Les femmes sont sous la direction de surveillantes laïques ; l’une d’elles, alerte, intelligente et jolie, qui voulait bien répondre à mes questions, m’a paru mener son vieux bataillon avec vivacité et régularité. Il faut beaucoup d’entrain uni à beaucoup de patience pour maintenir dans les limites de la discipline ces esprits facilement inquiets et sans grande responsabilité ; les bonnes paroles réussissent mieux que les menaces, et les sévices font plus de mal que de bien. Comme je demandais à voir la cellule de punition, où l’on enferme les récalcitrantes, la surveillante hésitait ; enfin, rougissant beaucoup, elle fit jouer une grosse serrure, et ouvrit une lourde porte bardée de fer. Je m’aperçus que du cachot elle avait fait une sorte de grenier à débarras ; il était difficile d’avouer plus ingénieusement que, pour guider tout ce mauvais monde, elle n’a recours qu’à des mesures de douceur et d’indulgence. Les dortoirs sont fort grands, mais l’encombrement des lits, — 100, 120 par pièce, — rend les dimensions illusoires. Parfois le nombre des détenus est tel qu’on est forcé de réunir deux lits côte à côte et de déposer un matelas au point de jonction, de sorte que trois personnes couchent dans un espace qui normalement devrait être réservé à une seule.
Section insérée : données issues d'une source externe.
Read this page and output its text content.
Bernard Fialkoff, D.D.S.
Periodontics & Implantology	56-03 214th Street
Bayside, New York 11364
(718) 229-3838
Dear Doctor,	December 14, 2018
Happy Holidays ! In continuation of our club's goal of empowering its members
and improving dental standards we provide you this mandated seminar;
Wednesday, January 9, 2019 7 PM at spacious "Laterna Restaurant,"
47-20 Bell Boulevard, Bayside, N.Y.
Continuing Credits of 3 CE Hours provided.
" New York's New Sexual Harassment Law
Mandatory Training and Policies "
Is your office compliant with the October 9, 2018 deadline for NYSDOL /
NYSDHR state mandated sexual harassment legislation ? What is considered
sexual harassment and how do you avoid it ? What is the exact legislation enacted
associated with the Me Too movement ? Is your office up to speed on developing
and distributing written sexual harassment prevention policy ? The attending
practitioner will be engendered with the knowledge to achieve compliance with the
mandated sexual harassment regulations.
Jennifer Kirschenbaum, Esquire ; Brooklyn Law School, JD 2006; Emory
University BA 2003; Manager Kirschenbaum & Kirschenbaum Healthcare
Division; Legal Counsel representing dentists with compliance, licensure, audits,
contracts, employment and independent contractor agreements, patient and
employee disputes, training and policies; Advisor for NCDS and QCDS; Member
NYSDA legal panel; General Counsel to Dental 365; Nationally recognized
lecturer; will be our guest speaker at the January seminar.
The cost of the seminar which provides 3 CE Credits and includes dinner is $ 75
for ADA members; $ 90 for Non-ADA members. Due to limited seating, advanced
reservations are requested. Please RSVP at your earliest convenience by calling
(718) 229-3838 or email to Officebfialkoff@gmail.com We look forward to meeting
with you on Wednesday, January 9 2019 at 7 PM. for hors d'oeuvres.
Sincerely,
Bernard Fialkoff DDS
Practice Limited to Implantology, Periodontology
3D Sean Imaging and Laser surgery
C’est que non-seulement les bâtimens s’écroulent, non-seulement ils sont si délabrés qu’on n’a pas osé y mettre la pioche pour y établir le gaz et des calorifères, mais la place manque. L’étroitesse des locaux est dangereuse au point de vue de la santé, elle rend les abus très faciles, détruit presque toute surveillance ; elle a un inconvénient plus grave encore, elle paralyse le bien qu’on pourrait faire, car la place ne suffit pas à la population qui encombre ces lieux de désolation. En 1869, les entrées ont été de 1, 025 hommes et 388 femmes, les sorties de 779 pour les premiers et 252 pour les secondes ; au 31 décembre, le chiffre total des détenus était de 862, 552 hommes et 310 femmes[1]. Aussi, grâce à une telle accumulation, l’infir-

  1. Pour porter un jugement sérieux sur cette population, il faut savoir que parmi les 1,025 hommes, 470 ne savent ni lire ni écrire, que, parmi les 388 femmes, 283 sont complètement illettrées ; ainsi, sur 1,413 reclus, 753, c’est-à-dire plus de la moitié, n’ont reçu aucune espèce d’instruction.